La grâce féérique de Marie Vialle

La comédienne a adapté et met en scène le roman de Pascal Quignard Dans ce jardin qu’on aimait. Histoire de père et de fille, histoire vraie qui prend une dimension magique, incarnée qu’elle est par Yann Boudaud et la merveilleuse artiste.

Dans le cadre idéal du Cloître des Célestins, avec ses deux immenses platanes dont les feuillages ploient et crissent sous le mistral encore têtu, la scénographie d’Yvett Rotscheid est légère et sensible au vent, elle aussi. Un sol coloré, des pans de tissus clairs, peu d’éléments qui donnent à l’espace, sans le figurer l’idée d’un jardin. Plus tard, des fleurs apparaîtront, jonchant la scène un moment.

L’histoire commence comme une nouvelle à la Edgar Poe. Eva Rosalba, épouse très belle de Simeon, meurt en donnant naissance à leur fille, Rosamund. En mémoire d’elle, le veuf entretient passionnément le jardin dont elle s’occupait. Rosamund grandit en beauté et en savoir : comme son père, elle connaît les plantes et les chants d’oiseaux et de tous les animaux, insectes ou rongeurs, d’un jardin. Mais Simeon ne peut supporter sa ressemblance avec Eva Rosalba et la chasse.

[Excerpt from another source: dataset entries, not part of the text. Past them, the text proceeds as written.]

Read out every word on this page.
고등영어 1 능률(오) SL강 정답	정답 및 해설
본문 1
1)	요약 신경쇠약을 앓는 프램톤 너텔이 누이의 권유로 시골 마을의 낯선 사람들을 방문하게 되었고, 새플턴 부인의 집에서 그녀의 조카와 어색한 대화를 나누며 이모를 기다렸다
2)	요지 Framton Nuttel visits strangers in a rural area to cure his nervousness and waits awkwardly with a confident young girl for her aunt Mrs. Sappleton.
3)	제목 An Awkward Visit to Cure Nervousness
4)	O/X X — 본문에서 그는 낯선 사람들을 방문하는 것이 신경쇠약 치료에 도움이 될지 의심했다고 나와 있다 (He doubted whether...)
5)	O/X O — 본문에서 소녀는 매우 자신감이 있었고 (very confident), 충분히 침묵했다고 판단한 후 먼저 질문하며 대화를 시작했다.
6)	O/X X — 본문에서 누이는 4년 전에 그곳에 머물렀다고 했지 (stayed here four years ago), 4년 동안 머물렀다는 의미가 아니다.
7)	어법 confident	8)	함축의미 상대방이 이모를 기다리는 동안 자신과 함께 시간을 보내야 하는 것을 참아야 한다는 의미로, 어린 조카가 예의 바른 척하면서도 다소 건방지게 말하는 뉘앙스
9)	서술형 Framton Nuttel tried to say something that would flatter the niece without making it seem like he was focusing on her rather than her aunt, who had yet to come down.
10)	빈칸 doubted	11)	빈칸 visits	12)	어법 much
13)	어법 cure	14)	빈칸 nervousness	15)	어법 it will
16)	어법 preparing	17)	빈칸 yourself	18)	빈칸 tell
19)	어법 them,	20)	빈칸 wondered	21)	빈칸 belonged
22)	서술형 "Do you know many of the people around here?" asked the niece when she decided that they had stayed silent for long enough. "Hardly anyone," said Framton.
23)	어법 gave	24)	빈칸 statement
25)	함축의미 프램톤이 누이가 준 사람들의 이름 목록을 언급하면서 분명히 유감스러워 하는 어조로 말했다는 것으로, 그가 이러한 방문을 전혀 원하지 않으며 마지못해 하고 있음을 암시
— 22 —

Pascal Quignard s’est inspiré de la vie de Simeon Pease Cheney, qui notait les chants d’oiseaux. A sa mort, Rosamund publia ses écrits : Wood Notes Wild que l’on peut traduire par Notes de la musique sauvage. On est cent ans avant le cher et grand Olivier Messiaen.

Marie Vialle est depuis quinze ans une fidèle de Pascal Quignard. Cinq pièces dramatiques, musicales, poétiques, toujours mystérieuses, énigmatiques, d’une séduction profonde. Avec Dans ce jardin qu’on aimait, elle a puisé dans le livre de l’écrivain, mais aussi dans les pages de Simeon Pease Cheney. Elle signe l’adaptation avec David Tuaillon. Le son est régi par Nicolas Barillot et Joël Hourbeigt a conçu les lumières. Marie a demandé à Yann Boudaud, comédien rare, qui apportait sa densité aux œuvres de Claude Régy, notamment, d’être le père. Elle est la fille.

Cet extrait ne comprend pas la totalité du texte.